Danni missed a few notes and skewed the melody a bit here and there, but her confidence grew as she kept singing, and she was sure most of the audience didn’t even notice her mistakes, not with Jessica covering for her so beautifully.
And Jessica was clearly delighted to be doing what she loved. She seemed to be shining. Danni was sure she’d never seen her so happy.
The place had grown more crowded as they sang, and when Jessica stepped down from the stage, people rushed to her.
It was a truly gratifying moment, seeing Jessica so happy. Danni beamed, and when she looked at Quinn, she was expecting him to be smiling, too. But he wasn’t. He was frowning and looking toward one of the tables.
She turned to look in the same direction and saw that Jeziah had come into the bar. He was speaking to Father Ryan; Natasha was nowhere to be seen.

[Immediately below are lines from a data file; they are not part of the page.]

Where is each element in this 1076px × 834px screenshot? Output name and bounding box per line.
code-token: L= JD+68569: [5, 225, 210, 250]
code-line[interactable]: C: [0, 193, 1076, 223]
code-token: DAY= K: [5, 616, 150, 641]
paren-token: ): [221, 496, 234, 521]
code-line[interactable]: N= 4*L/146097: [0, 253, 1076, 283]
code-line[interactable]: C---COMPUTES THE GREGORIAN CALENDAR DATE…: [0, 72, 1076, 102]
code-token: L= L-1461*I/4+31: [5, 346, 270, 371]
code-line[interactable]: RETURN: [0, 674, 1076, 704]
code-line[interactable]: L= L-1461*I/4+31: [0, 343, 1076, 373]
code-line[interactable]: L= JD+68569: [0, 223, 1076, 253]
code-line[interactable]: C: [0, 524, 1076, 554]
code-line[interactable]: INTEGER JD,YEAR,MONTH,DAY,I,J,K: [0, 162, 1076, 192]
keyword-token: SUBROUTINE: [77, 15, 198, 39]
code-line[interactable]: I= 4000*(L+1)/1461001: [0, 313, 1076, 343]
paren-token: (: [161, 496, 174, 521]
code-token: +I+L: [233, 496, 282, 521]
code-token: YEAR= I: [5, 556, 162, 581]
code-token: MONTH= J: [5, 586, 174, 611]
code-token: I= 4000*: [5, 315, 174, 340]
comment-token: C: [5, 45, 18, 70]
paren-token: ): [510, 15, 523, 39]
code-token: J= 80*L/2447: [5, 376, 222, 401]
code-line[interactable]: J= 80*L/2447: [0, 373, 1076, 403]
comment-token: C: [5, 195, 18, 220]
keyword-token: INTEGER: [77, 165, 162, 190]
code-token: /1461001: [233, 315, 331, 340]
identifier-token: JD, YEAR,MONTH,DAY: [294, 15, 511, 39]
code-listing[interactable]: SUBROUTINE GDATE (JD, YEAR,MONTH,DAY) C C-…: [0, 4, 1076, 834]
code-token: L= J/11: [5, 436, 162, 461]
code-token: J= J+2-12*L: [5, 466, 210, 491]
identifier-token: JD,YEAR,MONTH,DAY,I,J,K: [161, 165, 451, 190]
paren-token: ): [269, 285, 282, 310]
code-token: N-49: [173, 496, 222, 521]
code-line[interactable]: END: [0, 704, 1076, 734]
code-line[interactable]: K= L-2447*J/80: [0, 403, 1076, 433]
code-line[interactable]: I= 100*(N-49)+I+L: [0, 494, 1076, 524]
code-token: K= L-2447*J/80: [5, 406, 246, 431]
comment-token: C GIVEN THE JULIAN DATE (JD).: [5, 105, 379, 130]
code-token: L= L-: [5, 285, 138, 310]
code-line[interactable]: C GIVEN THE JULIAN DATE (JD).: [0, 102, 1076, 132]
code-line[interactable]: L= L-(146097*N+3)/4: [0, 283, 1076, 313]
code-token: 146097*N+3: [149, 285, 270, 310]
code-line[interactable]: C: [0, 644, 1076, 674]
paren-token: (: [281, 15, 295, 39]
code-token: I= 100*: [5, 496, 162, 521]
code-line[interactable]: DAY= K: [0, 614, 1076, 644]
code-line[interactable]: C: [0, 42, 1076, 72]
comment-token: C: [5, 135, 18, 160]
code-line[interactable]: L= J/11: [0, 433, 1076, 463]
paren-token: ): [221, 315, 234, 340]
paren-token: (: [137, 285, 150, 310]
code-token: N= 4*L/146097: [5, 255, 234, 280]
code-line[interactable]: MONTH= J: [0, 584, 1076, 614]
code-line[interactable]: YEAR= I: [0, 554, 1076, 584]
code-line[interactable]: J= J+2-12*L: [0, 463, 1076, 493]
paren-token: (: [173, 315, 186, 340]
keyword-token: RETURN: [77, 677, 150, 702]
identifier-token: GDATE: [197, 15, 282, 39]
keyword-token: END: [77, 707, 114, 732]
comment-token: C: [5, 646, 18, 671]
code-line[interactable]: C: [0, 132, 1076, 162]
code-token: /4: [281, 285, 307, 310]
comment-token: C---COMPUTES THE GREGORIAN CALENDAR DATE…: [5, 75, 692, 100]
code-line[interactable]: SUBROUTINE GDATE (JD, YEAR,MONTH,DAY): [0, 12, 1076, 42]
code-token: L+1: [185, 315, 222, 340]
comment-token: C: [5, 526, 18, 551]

The band had moved into a number with Tyler on lead vocals. Danni hurried off the stage and over to the table.
“What’s wrong?” she asked anxiously.
“I found a kid roaming in the street. Just a toddler, really. Maybe two years old,” Jeziah said. “I’d just closed up, and there he was, wandering down Royal. I thought maybe he was from the French Quarter, and since Natasha knows everyone, I brought him here. She’s out on the street with him now.”
Father Ryan set a few bills on the table to pay for their drinks then stood. “You coming?” he asked Danni.
Quinn was watching them as he played, clearly ready to put down his guitar and lend a hand if necessary. Danni raised a hand to tell him that he didn’t need to worry. Then she hurried out with Father Ryan.
Natasha was a pillar of stillness as the Bourbon Street crowds swept by, people laughing, carrying their drinks, ready for a night of fun.